This is the time of year when you find people looking at the river and wondering – when?

There are different “whens”, of course.

I happened across some gentlemen at a table just past the Dänojà Zho Cultural Centre a day or so ago. It was a beautiful afternoon and one could almost see the snow evaporating and melting.

I wondered aloud if they were waiting for the river to break up, or for one of the vehicles still crossing the ice bridge to fall through.

They gave me a decidedly impish nod and grin.

A few days later I noted a dozen or so vehicles parked on the Dawson side of the river, an indication that their owners had taken to walking the span – a wise decision, given the slushy looking conditions along the shore.

As I write this, members of the IODE (who do not like to be called the Imperial Daughters of the Empire any longer) are busy selling Ice Pool tickets, a tradition here since 1896.

They have a chart that shows all the times and dates. You use or ignore that information and pick the minute and day you think the ice will break, buy a ticket and write your chosen time on it.

Besides bragging rights, the person who guesses closest to the time the river breaks will divide the betting pool with IODE.

The easiest chart to look at can be found on Mammoth Mapping’s websitewww.yukonriverbreakup.com. It’s a sortable chart, showing dates from earliest (April 28, 1940) to latest (May 28, 1964), or by year, or time of day.

Mammoth has also provided panorama photos of the event since 2009. You can compare shots of how the rivers (Yukon and Klondike) looked at various times from the third week in April on to several days past the actual break-up date.

It’s been awhile since break-ups were more than a flush here in terms of iceberg action. Despite the damage done to Eagle, Alaska, Dawson’s 2009 break-up did little besides flattening the willows on the far side of the dike – they had needed trimming for some time.

The leftover bergs seem to be a little smaller every year. The last good-sized ones I recall were stranded on the gravel bars on May 4, 2004 after the break-up at 12:06 am.

Always on the lookout for events for my English classes to describe, write poems about or report on, I took my Grade 10s walking by the shore that afternoon, along with notebooks, pencils and my digital camera.
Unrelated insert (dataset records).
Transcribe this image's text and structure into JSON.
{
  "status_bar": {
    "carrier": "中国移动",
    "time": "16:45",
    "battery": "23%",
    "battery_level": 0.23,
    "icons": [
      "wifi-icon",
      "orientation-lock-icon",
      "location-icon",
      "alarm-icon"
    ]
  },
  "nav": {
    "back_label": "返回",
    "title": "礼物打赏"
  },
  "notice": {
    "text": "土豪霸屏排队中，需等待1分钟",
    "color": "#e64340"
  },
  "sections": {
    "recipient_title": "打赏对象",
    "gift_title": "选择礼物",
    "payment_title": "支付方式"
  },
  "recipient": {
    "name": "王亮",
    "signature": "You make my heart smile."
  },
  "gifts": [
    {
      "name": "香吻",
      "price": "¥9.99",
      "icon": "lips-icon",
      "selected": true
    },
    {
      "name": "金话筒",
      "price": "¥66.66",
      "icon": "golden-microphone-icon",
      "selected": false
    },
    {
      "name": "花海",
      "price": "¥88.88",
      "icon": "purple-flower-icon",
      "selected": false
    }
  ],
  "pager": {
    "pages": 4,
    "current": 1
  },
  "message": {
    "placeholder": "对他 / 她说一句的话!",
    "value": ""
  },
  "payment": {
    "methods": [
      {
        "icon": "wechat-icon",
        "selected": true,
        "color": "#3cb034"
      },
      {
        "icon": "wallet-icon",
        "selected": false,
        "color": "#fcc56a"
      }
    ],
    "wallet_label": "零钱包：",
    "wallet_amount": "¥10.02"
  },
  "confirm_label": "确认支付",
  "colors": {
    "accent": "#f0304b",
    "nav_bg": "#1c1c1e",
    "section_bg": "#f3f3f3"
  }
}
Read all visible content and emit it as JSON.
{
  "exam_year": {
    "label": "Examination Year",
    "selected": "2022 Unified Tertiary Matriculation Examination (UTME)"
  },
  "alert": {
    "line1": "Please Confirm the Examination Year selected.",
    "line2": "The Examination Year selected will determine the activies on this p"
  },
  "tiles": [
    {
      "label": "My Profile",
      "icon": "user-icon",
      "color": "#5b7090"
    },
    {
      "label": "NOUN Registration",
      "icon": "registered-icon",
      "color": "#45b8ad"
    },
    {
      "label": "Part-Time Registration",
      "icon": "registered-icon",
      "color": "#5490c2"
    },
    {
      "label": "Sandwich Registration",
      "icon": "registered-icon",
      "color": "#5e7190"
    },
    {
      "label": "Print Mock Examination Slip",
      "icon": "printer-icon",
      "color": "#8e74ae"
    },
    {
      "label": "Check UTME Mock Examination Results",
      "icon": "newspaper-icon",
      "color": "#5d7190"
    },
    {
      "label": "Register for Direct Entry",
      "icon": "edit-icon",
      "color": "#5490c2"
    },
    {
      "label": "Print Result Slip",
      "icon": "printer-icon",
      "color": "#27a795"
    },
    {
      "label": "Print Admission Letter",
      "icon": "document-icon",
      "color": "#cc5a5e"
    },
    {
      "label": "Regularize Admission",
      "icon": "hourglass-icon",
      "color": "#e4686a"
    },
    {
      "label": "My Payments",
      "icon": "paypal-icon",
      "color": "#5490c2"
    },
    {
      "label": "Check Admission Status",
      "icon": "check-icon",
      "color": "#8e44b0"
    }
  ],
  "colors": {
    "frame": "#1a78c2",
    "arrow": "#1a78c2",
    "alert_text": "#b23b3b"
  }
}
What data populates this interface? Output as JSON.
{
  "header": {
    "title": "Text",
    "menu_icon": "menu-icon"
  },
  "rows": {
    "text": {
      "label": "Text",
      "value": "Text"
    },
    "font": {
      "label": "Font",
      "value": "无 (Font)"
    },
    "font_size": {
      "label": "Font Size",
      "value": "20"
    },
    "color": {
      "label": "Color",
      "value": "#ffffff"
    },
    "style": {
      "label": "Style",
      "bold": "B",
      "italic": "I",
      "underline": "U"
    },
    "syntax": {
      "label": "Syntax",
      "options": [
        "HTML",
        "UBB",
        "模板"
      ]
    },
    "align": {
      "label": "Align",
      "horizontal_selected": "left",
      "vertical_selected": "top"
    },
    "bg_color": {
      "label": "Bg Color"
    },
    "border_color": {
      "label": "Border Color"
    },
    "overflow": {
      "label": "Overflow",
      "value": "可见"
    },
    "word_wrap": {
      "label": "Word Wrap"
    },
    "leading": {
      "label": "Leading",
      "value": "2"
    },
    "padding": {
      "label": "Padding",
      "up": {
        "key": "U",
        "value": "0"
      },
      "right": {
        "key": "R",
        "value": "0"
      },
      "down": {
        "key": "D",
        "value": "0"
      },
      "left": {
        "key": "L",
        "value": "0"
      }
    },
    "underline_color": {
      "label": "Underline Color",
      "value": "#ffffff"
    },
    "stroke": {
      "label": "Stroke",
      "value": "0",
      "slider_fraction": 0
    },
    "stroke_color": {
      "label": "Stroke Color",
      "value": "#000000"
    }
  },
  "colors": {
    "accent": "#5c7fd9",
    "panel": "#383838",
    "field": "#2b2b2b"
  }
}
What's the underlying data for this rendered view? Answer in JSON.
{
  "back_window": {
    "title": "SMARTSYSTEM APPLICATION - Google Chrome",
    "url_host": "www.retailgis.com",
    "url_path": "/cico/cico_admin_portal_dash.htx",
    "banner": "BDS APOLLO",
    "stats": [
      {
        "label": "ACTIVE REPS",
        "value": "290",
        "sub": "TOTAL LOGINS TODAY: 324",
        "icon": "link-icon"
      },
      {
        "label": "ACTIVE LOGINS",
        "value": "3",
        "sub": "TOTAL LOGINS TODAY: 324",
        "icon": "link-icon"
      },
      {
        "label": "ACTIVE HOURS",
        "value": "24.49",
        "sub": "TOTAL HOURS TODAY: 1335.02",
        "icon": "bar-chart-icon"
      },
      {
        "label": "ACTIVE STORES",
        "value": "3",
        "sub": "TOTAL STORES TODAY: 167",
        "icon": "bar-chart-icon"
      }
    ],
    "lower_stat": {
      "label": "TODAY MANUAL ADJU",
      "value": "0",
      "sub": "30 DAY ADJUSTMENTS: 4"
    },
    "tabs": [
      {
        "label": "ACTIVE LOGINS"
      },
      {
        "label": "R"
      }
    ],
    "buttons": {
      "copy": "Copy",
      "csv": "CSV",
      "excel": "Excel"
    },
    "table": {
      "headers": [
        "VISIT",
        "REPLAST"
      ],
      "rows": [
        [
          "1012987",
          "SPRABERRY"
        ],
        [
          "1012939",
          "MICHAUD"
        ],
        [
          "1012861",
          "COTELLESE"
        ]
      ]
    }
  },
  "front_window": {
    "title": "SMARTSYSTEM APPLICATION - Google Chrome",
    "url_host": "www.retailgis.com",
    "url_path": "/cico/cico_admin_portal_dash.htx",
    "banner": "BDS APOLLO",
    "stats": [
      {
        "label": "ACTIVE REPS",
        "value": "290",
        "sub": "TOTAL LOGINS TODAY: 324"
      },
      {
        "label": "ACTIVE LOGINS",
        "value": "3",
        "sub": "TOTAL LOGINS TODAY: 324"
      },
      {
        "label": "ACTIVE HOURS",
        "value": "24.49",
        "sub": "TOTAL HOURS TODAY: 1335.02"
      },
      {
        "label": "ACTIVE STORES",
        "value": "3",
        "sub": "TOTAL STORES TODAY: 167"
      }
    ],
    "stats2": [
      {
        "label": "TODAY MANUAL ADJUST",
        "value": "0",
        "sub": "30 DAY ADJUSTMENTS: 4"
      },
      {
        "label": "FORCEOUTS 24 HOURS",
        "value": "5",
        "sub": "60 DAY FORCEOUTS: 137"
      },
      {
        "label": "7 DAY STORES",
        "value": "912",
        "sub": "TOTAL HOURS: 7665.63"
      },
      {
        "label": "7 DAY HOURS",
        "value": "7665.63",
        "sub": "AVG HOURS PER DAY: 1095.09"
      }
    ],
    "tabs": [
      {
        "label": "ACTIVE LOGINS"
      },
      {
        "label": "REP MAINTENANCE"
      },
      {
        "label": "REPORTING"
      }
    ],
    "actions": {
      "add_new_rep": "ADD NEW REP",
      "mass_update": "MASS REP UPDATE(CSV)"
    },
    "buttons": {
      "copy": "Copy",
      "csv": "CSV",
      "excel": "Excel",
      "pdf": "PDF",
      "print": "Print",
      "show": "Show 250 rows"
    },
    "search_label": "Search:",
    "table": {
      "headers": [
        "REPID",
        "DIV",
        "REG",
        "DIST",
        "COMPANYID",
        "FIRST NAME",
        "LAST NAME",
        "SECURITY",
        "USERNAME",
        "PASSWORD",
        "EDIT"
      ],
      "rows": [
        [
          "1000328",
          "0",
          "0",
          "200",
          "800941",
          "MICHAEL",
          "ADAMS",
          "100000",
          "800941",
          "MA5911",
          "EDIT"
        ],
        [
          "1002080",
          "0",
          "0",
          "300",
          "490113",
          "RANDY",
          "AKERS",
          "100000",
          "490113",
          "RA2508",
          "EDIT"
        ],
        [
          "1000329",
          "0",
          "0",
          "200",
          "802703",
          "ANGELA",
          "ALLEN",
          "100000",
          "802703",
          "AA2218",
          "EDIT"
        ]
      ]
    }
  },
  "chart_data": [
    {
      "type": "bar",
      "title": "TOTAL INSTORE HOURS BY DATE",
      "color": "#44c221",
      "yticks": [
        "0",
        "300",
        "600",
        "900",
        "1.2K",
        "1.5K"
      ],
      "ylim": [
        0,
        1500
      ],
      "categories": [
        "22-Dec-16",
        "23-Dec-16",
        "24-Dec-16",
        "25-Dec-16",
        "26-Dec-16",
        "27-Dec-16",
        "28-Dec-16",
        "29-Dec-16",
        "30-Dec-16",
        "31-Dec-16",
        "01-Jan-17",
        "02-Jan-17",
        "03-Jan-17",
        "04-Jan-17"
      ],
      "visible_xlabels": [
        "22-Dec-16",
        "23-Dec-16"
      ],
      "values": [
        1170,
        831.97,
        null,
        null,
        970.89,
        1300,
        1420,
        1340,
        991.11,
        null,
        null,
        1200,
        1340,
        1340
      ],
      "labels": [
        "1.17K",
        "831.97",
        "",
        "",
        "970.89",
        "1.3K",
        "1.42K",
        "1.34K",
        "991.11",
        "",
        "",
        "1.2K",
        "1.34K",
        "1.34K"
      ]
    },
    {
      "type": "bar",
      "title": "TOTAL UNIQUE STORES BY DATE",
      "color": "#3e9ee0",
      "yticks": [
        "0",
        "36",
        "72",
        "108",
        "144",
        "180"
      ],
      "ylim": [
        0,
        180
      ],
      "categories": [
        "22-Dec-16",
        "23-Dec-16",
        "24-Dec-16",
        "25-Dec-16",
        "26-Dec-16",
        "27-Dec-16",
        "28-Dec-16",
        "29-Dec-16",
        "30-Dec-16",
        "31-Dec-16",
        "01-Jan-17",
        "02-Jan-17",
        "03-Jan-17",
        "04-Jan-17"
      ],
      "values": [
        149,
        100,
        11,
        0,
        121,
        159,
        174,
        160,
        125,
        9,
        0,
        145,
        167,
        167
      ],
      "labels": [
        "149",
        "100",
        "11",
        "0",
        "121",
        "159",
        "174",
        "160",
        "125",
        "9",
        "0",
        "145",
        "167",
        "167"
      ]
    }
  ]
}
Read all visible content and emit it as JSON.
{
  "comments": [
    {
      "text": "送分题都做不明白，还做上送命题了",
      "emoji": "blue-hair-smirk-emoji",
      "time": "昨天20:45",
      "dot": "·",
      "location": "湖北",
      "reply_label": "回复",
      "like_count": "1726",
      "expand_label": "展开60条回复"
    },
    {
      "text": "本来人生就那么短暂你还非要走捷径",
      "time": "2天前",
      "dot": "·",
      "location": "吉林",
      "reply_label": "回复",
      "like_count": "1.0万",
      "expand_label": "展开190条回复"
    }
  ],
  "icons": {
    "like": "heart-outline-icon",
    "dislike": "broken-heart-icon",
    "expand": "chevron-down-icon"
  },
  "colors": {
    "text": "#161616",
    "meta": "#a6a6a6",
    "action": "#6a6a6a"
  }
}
There were washed-up ice slabs half the surface area of my classroom and about as thick as my tallest student was tall. My students had a great time clambering around on them, and produced some interesting writing back in the classroom later.

Since then, the icy leftovers haven’t been nearly so impressive.

A few years back local engineer Stephen Johnson plugged all the breakup data into an Excel spreadsheet and asked it to make a chart. The scatter plots don’t make a straight line, but do show a trend towards earlier break-up dates over the years since 1896.

Currently the big day is likely to be in late April or early May. Last year the equation predicted May 6, but we got April 30.

If the chart works this year, you’ll be reading this the day the ice goes out. The prediction is for May 5. But, as we all know, predicting long-range weather events is even harder than calling the outcome of a federal election.